While real life history is being made tonight at the Republican National Convention (this country really didn’t just nominate one of its most obnoxious citizens as a candidate for President of the United States, right?) I’m choosing to tune out the shenanigans. I watched last night and quite frankly, I’ve seen more than enough.
Instead, we’re watching Parks & Recreation this evening (“The Debate” from Season 4, which is actually rather apropos) and I’m sharing The Husband’s book review of Valiant Ambition: George Washington, Benedict Arnold, and the Fate of the American Revolution by Nathaniel Philbrick. (Who grew up here in Pittsburgh!)

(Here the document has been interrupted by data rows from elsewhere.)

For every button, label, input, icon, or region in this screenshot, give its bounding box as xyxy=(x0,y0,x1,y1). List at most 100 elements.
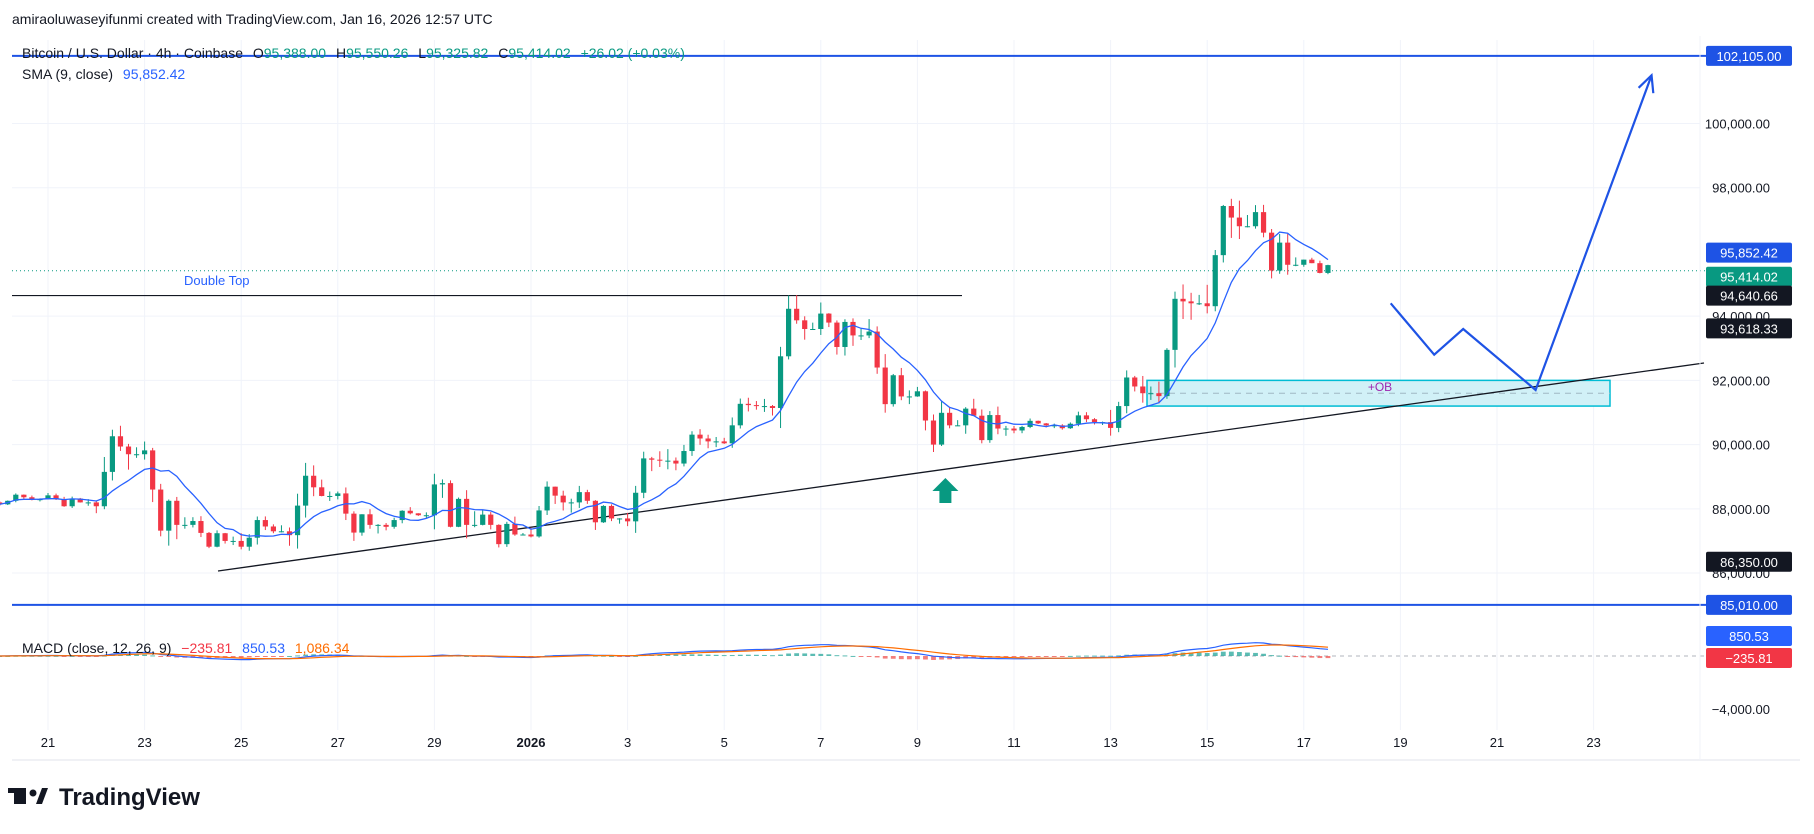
price-tag: 86,350.00 xyxy=(1706,551,1792,572)
candle-body xyxy=(777,356,784,408)
candle xyxy=(109,429,115,481)
candle xyxy=(311,465,317,497)
candle-body xyxy=(1285,242,1291,265)
candle-body xyxy=(311,475,317,488)
candle xyxy=(689,431,695,456)
candle xyxy=(1164,348,1170,399)
candle xyxy=(657,451,663,467)
candles xyxy=(0,198,1331,551)
candle-body xyxy=(673,460,679,464)
candle xyxy=(890,373,896,407)
macd-histogram-bar xyxy=(1084,655,1089,657)
candle-body xyxy=(745,403,751,406)
candle xyxy=(222,532,228,544)
candle xyxy=(1236,200,1242,240)
candle-body xyxy=(600,505,607,523)
candle-body xyxy=(769,406,776,408)
candle xyxy=(455,497,462,528)
sma-layer xyxy=(0,231,1329,537)
candle-body xyxy=(439,483,446,485)
y-tick-label: 92,000.00 xyxy=(1712,373,1770,388)
candle-body xyxy=(391,520,397,527)
candle-body xyxy=(963,408,969,426)
candle xyxy=(351,511,357,541)
candle-body xyxy=(319,487,325,496)
candle-body xyxy=(971,408,977,416)
candle-body xyxy=(576,492,582,503)
candle-body xyxy=(681,451,687,464)
candle xyxy=(794,295,800,324)
candle-body xyxy=(850,321,856,336)
candle-body xyxy=(198,521,204,533)
candle-body xyxy=(1011,428,1017,431)
macd-histogram-bar xyxy=(778,654,783,656)
candle xyxy=(1301,259,1307,267)
candle xyxy=(1260,204,1267,238)
trendline-layer xyxy=(217,362,1705,572)
candle-body xyxy=(1043,423,1049,426)
x-tick-label: 11 xyxy=(1007,735,1021,750)
candle-body xyxy=(914,391,920,397)
candle xyxy=(1124,370,1130,414)
candle xyxy=(512,516,518,536)
macd-histogram-bar xyxy=(238,656,244,658)
macd-histogram-bar xyxy=(898,656,904,660)
macd-histogram-bar xyxy=(713,654,719,656)
candle xyxy=(1019,425,1025,434)
macd-histogram-bar xyxy=(1301,656,1307,658)
candle xyxy=(600,505,607,523)
price-tag: 94,640.66 xyxy=(1706,285,1792,306)
candle-body xyxy=(142,450,148,455)
macd-histogram-bar xyxy=(979,656,985,659)
candle-body xyxy=(528,534,534,537)
macd-legend: MACD (close, 12, 26, 9) −235.81 850.53 1… xyxy=(22,640,350,656)
macd-histogram-bar xyxy=(69,655,75,657)
candle xyxy=(1116,401,1122,433)
price-tag: 93,618.33 xyxy=(1706,318,1792,339)
candle xyxy=(246,534,252,551)
macd-histogram-bar xyxy=(754,654,759,656)
attribution-text: amiraoluwaseyifunmi created with Trading… xyxy=(12,11,493,27)
macd-histogram-bar xyxy=(1253,652,1258,656)
candle xyxy=(319,479,325,497)
candle xyxy=(1309,257,1315,264)
candle xyxy=(238,533,244,550)
candle-body xyxy=(1051,425,1057,427)
candle xyxy=(544,481,550,515)
macd-histogram-bar xyxy=(166,656,172,657)
candle-body xyxy=(657,459,663,461)
candle xyxy=(818,302,824,335)
macd-histogram-bar xyxy=(134,654,139,656)
candle-body xyxy=(294,505,301,536)
candle-body xyxy=(1220,206,1226,256)
candle-body xyxy=(407,510,413,514)
price-tag-bg xyxy=(1706,266,1792,287)
macd-histogram-bar xyxy=(697,654,703,656)
candle xyxy=(898,367,904,401)
candle xyxy=(174,496,180,540)
macd-histogram-bar xyxy=(1220,651,1226,656)
price-tag-bg xyxy=(1706,45,1792,66)
candle xyxy=(206,532,212,549)
candle xyxy=(133,447,140,458)
macd-legend-hist: −235.81 xyxy=(181,640,232,656)
candle xyxy=(182,517,188,529)
candle-body xyxy=(278,531,285,533)
candle xyxy=(995,406,1001,435)
macd-histogram-bar xyxy=(858,656,864,657)
macd-histogram-bar xyxy=(818,653,824,656)
candle-body xyxy=(415,513,421,516)
x-tick-label: 21 xyxy=(41,735,55,750)
legend-symbol: Bitcoin / U.S. Dollar · 4h · Coinbase xyxy=(22,45,243,61)
macd-histogram-bar xyxy=(1309,656,1315,658)
macd-histogram-bar xyxy=(1317,656,1323,659)
candle-body xyxy=(1244,226,1251,228)
sma-line xyxy=(0,231,1329,537)
price-tag-bg xyxy=(1706,285,1792,306)
y-tick-label: 100,000.00 xyxy=(1705,116,1770,131)
candle xyxy=(1317,260,1323,274)
candle xyxy=(721,437,727,444)
candle-body xyxy=(133,454,140,456)
candle-body xyxy=(464,498,470,525)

While many believe they know the story of Benedict Arnold and his treasonous betrayal of his ‘country’, in Valiant Ambition by Nathaniel Philbrick, the many nuances and details that led Arnold – considered by some at the time to be an even greater commander of men than George Washington – to do what he did are deeply explored. Philbrick, at the same time, uses Washington’s story as a parallel to Arnold’s, making the book not only a great read, but one that greatly contributes to American Revolution historiography.
Philbrick argues that – in the end – a Benedict Arnold was needed to save the American colonies from losing the Revolutionary War. The story many of us ‘know’ is not how it really was during the fighting between 1775-1781. As Philbrick writes, “The real Revolution was so troubling and strange that once the struggle was over, a generation did its best to remove all traces of the truth. No one wanted to remember how, after boldly declaring their independence, they had so quickly lost their way; how patriotic zeal had lapsed into cynicism and self-interest; and how, just when all seemed lost, a traitor had saved them from themselves.”
This is post #51 of 99 in my 99 Days of Summer Blogging project.